Série d'été "Ces DRH aux compétences venues d'ailleurs" : Gilles Gateau, DRH d'Air-France

Série d'été "Ces DRH aux compétences venues d'ailleurs" : Gilles Gateau, DRH d'Air-France

16.08.2017

Gestion du personnel

Ils viennent du monde sportif, syndical, politique ou artistique. Et ont pris les rênes des DRH de grandes entreprises. Qu’apportent leurs expériences ? Exercent-ils leur métier de manière atypique? Quelles sont leurs valeurs? Dernier volet de notre série d’été avec Gilles Gateau, DRH d'Air France, ex directeur adjoint de cabinet et conseiller social de Manuel Valls.
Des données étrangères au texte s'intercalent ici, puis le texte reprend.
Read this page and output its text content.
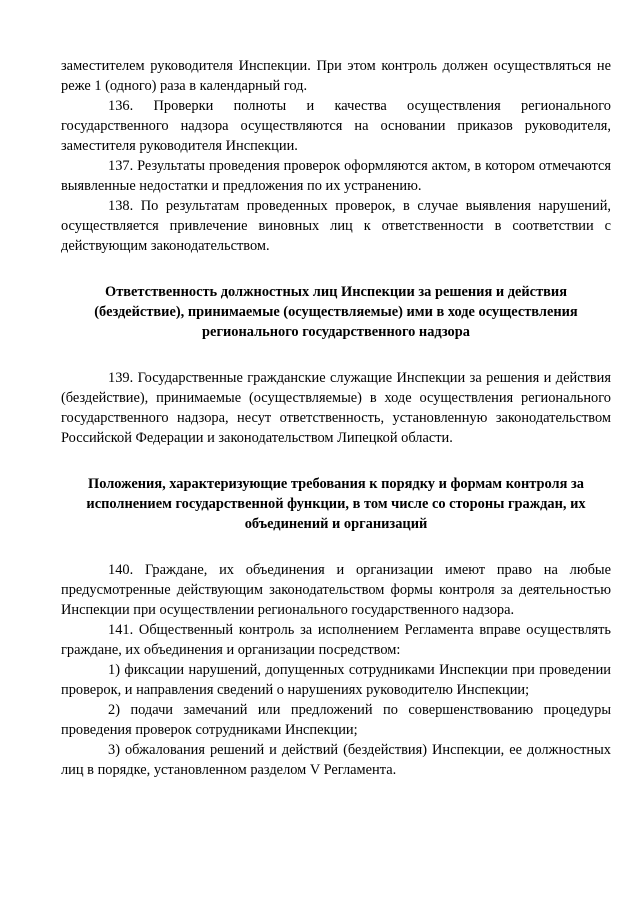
заместителем руководителя Инспекции. При этом контроль должен осуществляться не реже 1 (одного) раза в календарный год.

136. Проверки полноты и качества осуществления регионального государственного надзора осуществляются на основании приказов руководителя, заместителя руководителя Инспекции.

137. Результаты проведения проверок оформляются актом, в котором отмечаются выявленные недостатки и предложения по их устранению.

138. По результатам проведенных проверок, в случае выявления нарушений, осуществляется привлечение виновных лиц к ответственности в соответствии с действующим законодательством.

Ответственность должностных лиц Инспекции за решения и действия (бездействие), принимаемые (осуществляемые) ими в ходе осуществления регионального государственного надзора

139. Государственные гражданские служащие Инспекции за решения и действия (бездействие), принимаемые (осуществляемые) в ходе осуществления регионального государственного надзора, несут ответственность, установленную законодательством Российской Федерации и законодательством Липецкой области.

Положения, характеризующие требования к порядку и формам контроля за исполнением государственной функции, в том числе со стороны граждан, их объединений и организаций

140. Граждане, их объединения и организации имеют право на любые предусмотренные действующим законодательством формы контроля за деятельностью Инспекции при осуществлении регионального государственного надзора.

141. Общественный контроль за исполнением Регламента вправе осуществлять граждане, их объединения и организации посредством:

1) фиксации нарушений, допущенных сотрудниками Инспекции при проведении проверок, и направления сведений о нарушениях руководителю Инспекции;

2) подачи замечаний или предложений по совершенствованию процедуры проведения проверок сотрудниками Инспекции;

3) обжалования решений и действий (бездействия) Инспекции, ее должностных лиц в порядке, установленном разделом V Регламента.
"Une vraie nuit blanche". Il n’a fallu que quelques heures à Gilles Gateau, alors directeur de cabinet de Michel Sapin, ministre du travail, pour convoquer la presse, ce samedi 14 décembre 2013, après que les partenaires sociaux soient parvenus à l’aube à un projet d’accord sur la formation professionnelle, au terme d’une négociation marathon de plus de 42 heures. Il décrypte alors sans embûches les grandes lignes d’un texte à l’encre à peine sèche qui supprime le 0,9% sur le plan de formation et donne naissance au compte personnel de formation. Déjà un premier big bang.

Des négociations ardues

Trois ans et demi plus tard, il a quitté les ors de l’hôtel de Châtelet. Gilles Gateau, 57 ans, aujourd’hui DRH d’Air-France, reçoit à "l’annexe" du siège, sur l’Esplanade des Invalides. Mais la négociation sociale reste au cœur de ses dossiers. En juillet, il a bouclé deux dossiers importants : le syndicat majoritaire des pilotes à Air France, le SNPL, a approuvé à l'issue d'une consultation organisée du 20 juin au 17 juillet, à 78% le projet d'accord sur la création de la nouvelle compagnie à coût réduit, le projet "Boost", dans le cadre du plan stratégique "Trust together" (la confiance ensemble) qui vise le redressement du groupe. L'Unac et l'Unsa Personnels navigants commerciaux (PNC), qui regroupent les hôtesses et stewards, ont validé, de leur côté, un nouveau projet d’accord sur la révision de leurs conditions de travail, 4 mois après l’échec des négociations. "Une réussite à peine imaginable il y a quelques mois".

L’occasion pour le DRH de tourner la page après plusieurs mois de tourmente. Gilles Gateau est arrivé, en novembre 2015, à Air-France, au plus mauvais moment, peu de temps après l’épisode de la chemise arrachée de Xavier Broseta par les salariés en colère lors d’une réunion annonçant un plan de restructuration menaçant 2 900 emplois. Gilles Gateau s’était alors fixé un objectif : sortir du blocage en proposant un projet positif de croissance et parvenir à un compromis. "J’ai plaidé pour une dynamique positive, assure-t-il. L’amélioration de la performance économique et sociale ne pouvait pas être corrélée à un élément de punition collective comme cela était alors vécu". Dès le 15 janvier, un nouveau projet de croissance est présenté en CCE extraordinaire; le plan précédent dit "B" est alors abandonné. Sa tâche était rude mais il s’est toujours voulu optimiste.

Gestion du personnel

La gestion des ressources humaines (ou gestion du personnel) recouvre plusieurs domaines intéressant les RH :

- Le recrutement et la gestion de carrière (dont la formation professionnelle est un pan important) ;
- La gestion administrative du personnel ;
- La paie et la politique de rémunération et des avantages sociaux ;
- Les relations sociales.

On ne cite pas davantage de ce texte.